S'il faut attendre encore 7 ans à partir de cette date pour que la loi sur le divorce soit votée, c'est principalement en raison de l'opposition farouche de l'Eglise catholique chilienne. Contrairement à d'autres pays latino-américains, comme l'Argentine, où l'Eglise, inféodée à la dictature, a perdu beaucoup de crédit avec l'avènement de la démocratie, au Chili, elle a été partie prenante de nombreuses luttes sociales pendant l'ère Pinochet. Elle garde aujourd'hui une aura importante et une influence très forte sur la vie politique du pays.
Dans la doctrine de l'Eglise, le divorce n'est pas envisageable. « Ce que Dieu a unit... ». Les arguments avancés sont les mêmes que partout ailleurs dans le monde, sur ce sujet comme sur tous ceux ayant trait à la famille. Si on autorise le divorce, celui-ci va se répandre comme une traînée de poudre et engendrer une désagrégation de la société. Le divorce offre par ailleurs la possibilité à une personne de refaire sa vie alors que celle-ci (je cite) « a fourni la preuve de son inaptitude à fonder une famille ». Ces arguments sont repris dans les débats parlementaires par les députés de droite, conservateurs.

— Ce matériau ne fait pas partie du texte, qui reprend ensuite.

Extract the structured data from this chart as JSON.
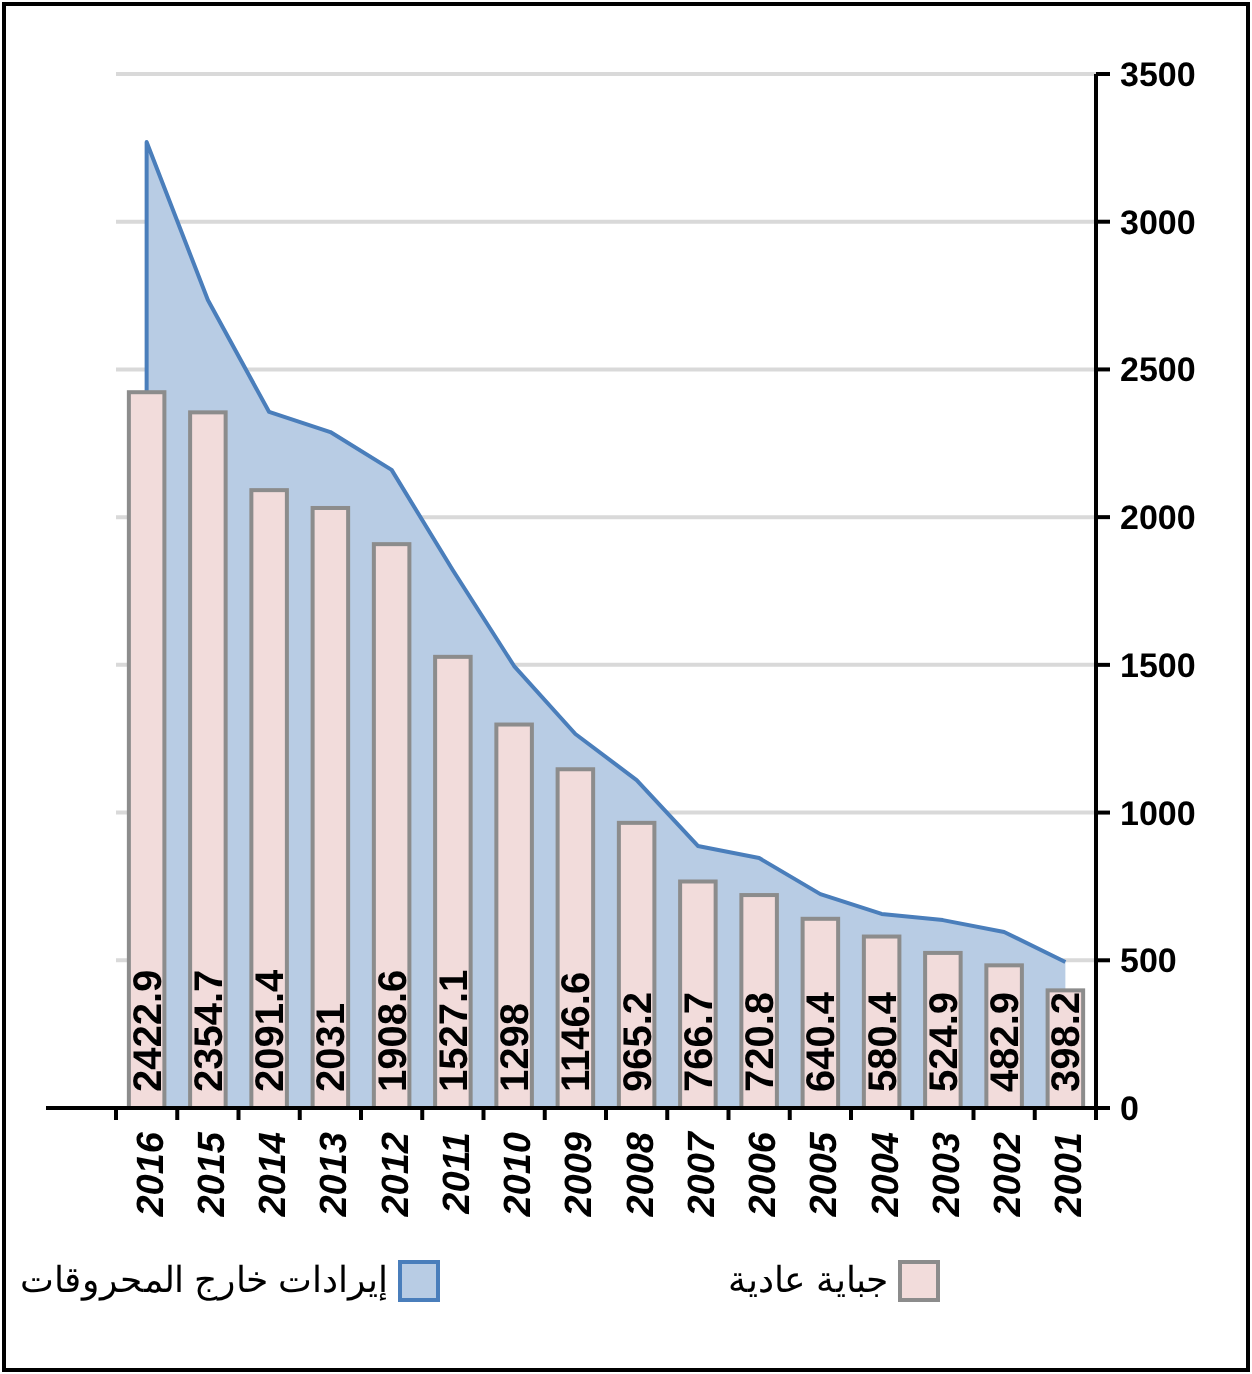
{
  "chart_data": {
    "type": "bar",
    "categories": [
      "2016",
      "2015",
      "2014",
      "2013",
      "2012",
      "2011",
      "2010",
      "2009",
      "2008",
      "2007",
      "2006",
      "2005",
      "2004",
      "2003",
      "2002",
      "2001"
    ],
    "series": [
      {
        "name": "إيرادات خارج المحروقات",
        "type": "area",
        "color": "#b8cce4",
        "values": [
          3270,
          2735,
          2356,
          2288,
          2160,
          1820,
          1496,
          1266,
          1110,
          887,
          846,
          724,
          657,
          636,
          596,
          494
        ]
      },
      {
        "name": "جباية عادية",
        "color": "#f2dcdb",
        "values": [
          2422.9,
          2354.7,
          2091.4,
          2031,
          1908.6,
          1527.1,
          1298,
          1146.6,
          965.2,
          766.7,
          720.8,
          640.4,
          580.4,
          524.9,
          482.9,
          398.2
        ],
        "value_labels": [
          "2422.9",
          "2354.7",
          "2091.4",
          "2031",
          "1908.6",
          "1527.1",
          "1298",
          "1146.6",
          "965.2",
          "766.7",
          "720.8",
          "640.4",
          "580.4",
          "524.9",
          "482.9",
          "398.2"
        ]
      }
    ],
    "ylim": [
      0,
      3500
    ],
    "yticks": [
      0,
      500,
      1000,
      1500,
      2000,
      2500,
      3000,
      3500
    ],
    "grid": "y",
    "legend": "bottom"
  }
}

Ils sont en décalage avec la société chilienne qui est majoritairement favorable à une législation en faveur du divorce, argument avancé par les députés de gauche. La loi votée en 2004 est une avancée importante pour les femmes chiliennes. Mais elle n'a pu l'être qu'avec l'accord des députés du parti démocrate-chrétien, ce qui explique son insuffisance. Selon le texte, il est nécessaire de prouver une faute pour obtenir l'autorisation de divorcer. La procédure est par ailleurs tellement coûteuse que de nombreuses femmes issues des milieux populaires ne peuvent y avoir accès.
En août 2005, la CEDAW (convention sur l'élimination de toutes les formes de discrimination à l'égard des femmes), organisme de l'ONU, félicite le Chili pour la loi de 2004.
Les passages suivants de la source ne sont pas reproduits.